Nos consideramos tan inmortales como un Shopping recién inaugurado, mientras un hilo de baba nos corre lentamente por la comisura de la boca. Y al final, aunque no querramos reconocerlo, seguimos siendo tan frágiles y mortales como siempre.
El mundo global nos arrastra hacia el vacío. Decimos que no nos gusta pero allá vamos, sonámbulos, cumpliendo exigencias que en el fondo odiamos, mientras nos justificamos diciendo: hay que sobrevivir.
Jugamos los juegos que el brutal materialismo nos propone. Luego, en algún punto, comenzamos a pensar que todo va bastante bien, mientras podamos pagar las deudas, la tarjeta de crédito, la hipoteca. De a poco abandonamos las pretensiones del espíritu… y asumimos la falsa felicidad que nos ofrecen.
Pero un día ocurre algo: alguien cercano o nosotros mismos nos enfermamos, ocurre un accidente, sufrimos un profundo desengaño, perdemos el trabajo, hay una pandemia, o cualquier hecho que aún sin ser muy grave, nos hace cambiar de punto de vista. Nos damos cuenta entonces de que el sitio donde estamos parados es el peor para resistir la adversidad.
Es cuando caemos violentamente de la plástica felicidad del mundo tecnológico y global. Esa felicidad en cuotas de dientes apretados que nos sirve para depositar un óvolo de la propia carne cada día en las arcas de la usura.

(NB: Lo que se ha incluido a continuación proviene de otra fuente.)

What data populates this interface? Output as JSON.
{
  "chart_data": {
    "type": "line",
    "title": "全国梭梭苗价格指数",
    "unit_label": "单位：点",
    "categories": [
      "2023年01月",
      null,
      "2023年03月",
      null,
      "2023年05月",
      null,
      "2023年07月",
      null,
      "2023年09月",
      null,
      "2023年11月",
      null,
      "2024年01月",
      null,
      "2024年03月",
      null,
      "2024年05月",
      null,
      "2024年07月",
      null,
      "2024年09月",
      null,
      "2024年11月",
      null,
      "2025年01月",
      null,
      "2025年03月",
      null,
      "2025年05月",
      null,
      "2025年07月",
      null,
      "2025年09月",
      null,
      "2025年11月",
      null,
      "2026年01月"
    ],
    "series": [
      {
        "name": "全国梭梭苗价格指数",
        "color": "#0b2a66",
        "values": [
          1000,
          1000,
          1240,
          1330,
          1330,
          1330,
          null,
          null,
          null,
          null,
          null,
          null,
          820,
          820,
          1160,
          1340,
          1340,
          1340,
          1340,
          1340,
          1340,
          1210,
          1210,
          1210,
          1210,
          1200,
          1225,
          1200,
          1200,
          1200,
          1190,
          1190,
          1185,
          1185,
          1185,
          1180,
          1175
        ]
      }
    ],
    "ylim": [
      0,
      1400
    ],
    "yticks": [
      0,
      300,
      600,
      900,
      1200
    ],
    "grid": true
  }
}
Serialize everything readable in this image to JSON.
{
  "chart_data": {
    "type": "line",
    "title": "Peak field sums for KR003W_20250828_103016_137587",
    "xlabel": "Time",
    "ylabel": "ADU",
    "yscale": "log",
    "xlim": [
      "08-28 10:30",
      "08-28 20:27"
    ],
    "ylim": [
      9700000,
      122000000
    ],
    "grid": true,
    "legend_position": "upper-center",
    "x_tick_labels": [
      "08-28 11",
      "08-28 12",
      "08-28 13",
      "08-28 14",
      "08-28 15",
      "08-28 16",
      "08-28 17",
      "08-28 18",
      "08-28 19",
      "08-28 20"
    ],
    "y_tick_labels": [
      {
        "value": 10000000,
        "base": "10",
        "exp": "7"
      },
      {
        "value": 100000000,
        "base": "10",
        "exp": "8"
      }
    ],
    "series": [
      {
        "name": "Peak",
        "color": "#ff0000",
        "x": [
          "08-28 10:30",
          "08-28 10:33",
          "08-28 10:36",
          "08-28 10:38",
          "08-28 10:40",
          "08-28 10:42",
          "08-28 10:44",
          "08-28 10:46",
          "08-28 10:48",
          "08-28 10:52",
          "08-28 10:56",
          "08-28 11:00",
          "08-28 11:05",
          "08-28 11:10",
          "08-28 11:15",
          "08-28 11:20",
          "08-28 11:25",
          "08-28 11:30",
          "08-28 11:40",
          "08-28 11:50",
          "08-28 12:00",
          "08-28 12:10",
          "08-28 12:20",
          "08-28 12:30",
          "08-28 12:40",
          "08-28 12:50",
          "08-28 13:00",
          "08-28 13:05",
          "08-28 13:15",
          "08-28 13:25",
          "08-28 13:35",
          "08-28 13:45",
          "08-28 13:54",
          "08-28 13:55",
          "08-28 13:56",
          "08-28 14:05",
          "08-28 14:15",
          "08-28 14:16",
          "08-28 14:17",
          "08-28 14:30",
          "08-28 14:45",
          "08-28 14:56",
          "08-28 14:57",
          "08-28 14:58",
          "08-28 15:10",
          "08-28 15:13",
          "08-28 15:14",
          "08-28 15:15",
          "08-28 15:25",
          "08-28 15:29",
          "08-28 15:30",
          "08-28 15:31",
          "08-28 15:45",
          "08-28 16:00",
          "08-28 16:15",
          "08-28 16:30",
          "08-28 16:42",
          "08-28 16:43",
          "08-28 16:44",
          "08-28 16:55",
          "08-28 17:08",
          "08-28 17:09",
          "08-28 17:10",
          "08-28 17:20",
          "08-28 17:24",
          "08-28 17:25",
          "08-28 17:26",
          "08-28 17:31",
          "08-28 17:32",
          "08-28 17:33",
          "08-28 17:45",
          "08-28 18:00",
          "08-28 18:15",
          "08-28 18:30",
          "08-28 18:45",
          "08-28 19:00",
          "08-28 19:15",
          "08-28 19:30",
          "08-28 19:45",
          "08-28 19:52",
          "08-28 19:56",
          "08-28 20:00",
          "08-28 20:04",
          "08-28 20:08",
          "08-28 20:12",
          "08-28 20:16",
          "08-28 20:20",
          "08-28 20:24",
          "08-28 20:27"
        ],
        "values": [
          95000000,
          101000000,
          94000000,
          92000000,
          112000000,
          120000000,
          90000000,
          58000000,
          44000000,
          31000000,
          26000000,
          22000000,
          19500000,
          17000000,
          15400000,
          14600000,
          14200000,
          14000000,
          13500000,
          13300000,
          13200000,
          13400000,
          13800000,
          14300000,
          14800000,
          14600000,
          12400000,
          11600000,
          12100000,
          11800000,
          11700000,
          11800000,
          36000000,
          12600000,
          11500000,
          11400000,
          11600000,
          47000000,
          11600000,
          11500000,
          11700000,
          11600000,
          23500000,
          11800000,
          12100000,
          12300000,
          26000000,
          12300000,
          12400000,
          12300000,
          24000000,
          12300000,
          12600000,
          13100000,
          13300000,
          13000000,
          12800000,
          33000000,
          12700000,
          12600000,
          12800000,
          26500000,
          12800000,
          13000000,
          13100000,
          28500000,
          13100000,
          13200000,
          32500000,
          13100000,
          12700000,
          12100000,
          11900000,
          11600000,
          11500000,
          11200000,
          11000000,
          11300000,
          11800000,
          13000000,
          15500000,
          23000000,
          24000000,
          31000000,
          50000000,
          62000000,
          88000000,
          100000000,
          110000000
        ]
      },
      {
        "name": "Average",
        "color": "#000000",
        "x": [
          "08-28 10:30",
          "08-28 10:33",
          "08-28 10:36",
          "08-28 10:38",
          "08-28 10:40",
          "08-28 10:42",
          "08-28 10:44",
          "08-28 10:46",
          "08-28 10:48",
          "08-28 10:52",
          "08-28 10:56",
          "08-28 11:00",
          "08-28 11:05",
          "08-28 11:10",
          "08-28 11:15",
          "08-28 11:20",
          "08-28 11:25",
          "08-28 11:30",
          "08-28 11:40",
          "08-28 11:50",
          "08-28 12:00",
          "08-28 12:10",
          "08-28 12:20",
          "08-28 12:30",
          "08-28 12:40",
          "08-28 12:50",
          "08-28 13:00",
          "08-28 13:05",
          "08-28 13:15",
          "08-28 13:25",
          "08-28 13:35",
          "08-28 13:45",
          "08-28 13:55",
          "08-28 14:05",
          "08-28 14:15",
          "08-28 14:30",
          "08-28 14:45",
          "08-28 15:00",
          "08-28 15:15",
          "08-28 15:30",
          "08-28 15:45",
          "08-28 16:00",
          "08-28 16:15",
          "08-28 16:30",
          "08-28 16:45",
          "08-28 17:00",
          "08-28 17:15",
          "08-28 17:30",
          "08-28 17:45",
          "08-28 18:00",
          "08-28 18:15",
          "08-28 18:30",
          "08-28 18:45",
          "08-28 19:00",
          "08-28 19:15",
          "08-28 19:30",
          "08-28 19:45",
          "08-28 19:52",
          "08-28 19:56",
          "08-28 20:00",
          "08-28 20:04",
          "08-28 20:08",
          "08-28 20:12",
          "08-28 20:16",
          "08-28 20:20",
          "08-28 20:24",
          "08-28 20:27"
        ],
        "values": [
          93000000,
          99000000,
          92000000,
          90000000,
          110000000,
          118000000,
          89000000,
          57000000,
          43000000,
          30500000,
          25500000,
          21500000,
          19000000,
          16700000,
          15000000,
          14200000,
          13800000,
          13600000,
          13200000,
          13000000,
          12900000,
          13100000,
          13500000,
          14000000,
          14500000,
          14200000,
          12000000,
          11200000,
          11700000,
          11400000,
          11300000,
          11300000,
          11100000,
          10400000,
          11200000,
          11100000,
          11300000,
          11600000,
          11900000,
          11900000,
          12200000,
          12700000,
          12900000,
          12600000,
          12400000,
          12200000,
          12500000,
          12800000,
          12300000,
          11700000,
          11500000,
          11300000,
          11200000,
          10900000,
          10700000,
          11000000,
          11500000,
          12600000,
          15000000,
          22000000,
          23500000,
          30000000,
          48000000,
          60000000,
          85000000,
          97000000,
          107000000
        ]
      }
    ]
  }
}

Pero siempre algo falla. Se rompe por algún motivo el falso clima de que todo va bien. Nos vemos reflejados en el repentino espejo del dolor y la angustia, nos damos cuenta que en realidad es el pellejo entero lo que hemos dejado en el altar del sistema. Entonces, aunque pueda resultar un poco tarde nos preguntamos: para qué fingimos todo el tiempo una estúpida normalidad, si sabemos que todo es parte de una comedia superficial, y que en realidad lo que necesitamos es el arte, la poesía, la historia y en fin…verdades a las que se llega mediante otra forma de vida, que nos conviertan en hombres dignos
Nos preguntamos doloridos, porqué no pudimos resistir a toda costa los cantos de sirena de un materialismo atroz, aunque sea atándonos al palo mayor como Ulises, y tomamos consciencia amargamente, que cada día durante toda una vida, saludamos gentilmente todo lo que debimos por nuestra propia dignidad rechazar.
A cualquiera le puede pasar algo así: darse cuenta de golpe o por un golpe del destino de estas cosas. Estamos hechos de fragilidad y de tiempo, esos maleables materiales de la muerte. Sólo el espíritu nos ofrece algún refugio, pero lo rechazamos.
Si un día pasa algo malo, nos preguntamos por qué no cambiamos antes, por qué quedarán inconclusos los libros que comenzamos a escribir, los cuadros que comenzamos a pintar, las luchas que necesitábamos librar, los amores que debimos fortalecer y preservar.
Y algo malo siempre puede pasar. No resulta nada simpático decirlo a unas masas sumergidas en el espejismo del sistema. Nos consideramos tan inmortales como un Shopping recién inaugurado, mientras un hilo de baba nos corre lentamente por la comisura de la boca. Y al final, aunque no querramos reconocerlo, seguimos siendo tan frágiles y mortales como siempre.
El día que algo adverso nos toca de cerca y nos sacude la conciencia buscamos reunir rápidamente los pedazos de un mundo atávico y sagrado que fue alguna vez nuestro, para sostenernos espiritualmente en el dolor. Nos damos cuenta de que ha sido siempre ése el mundo real, y no el otro.
Hay un plano superior que el espíritu busca y necesita para sostenerse en la adversidad. Allí nos esperan hombres que como magos, clarividentes o maestros solitarios, preservan el pensamiento, la poesía, la música, el arte, la filosofía. Una última resistencia espiritual, para cuando nos haga falta algo más, que el estúpido y adormecido mundo de los esclavos del mundo global.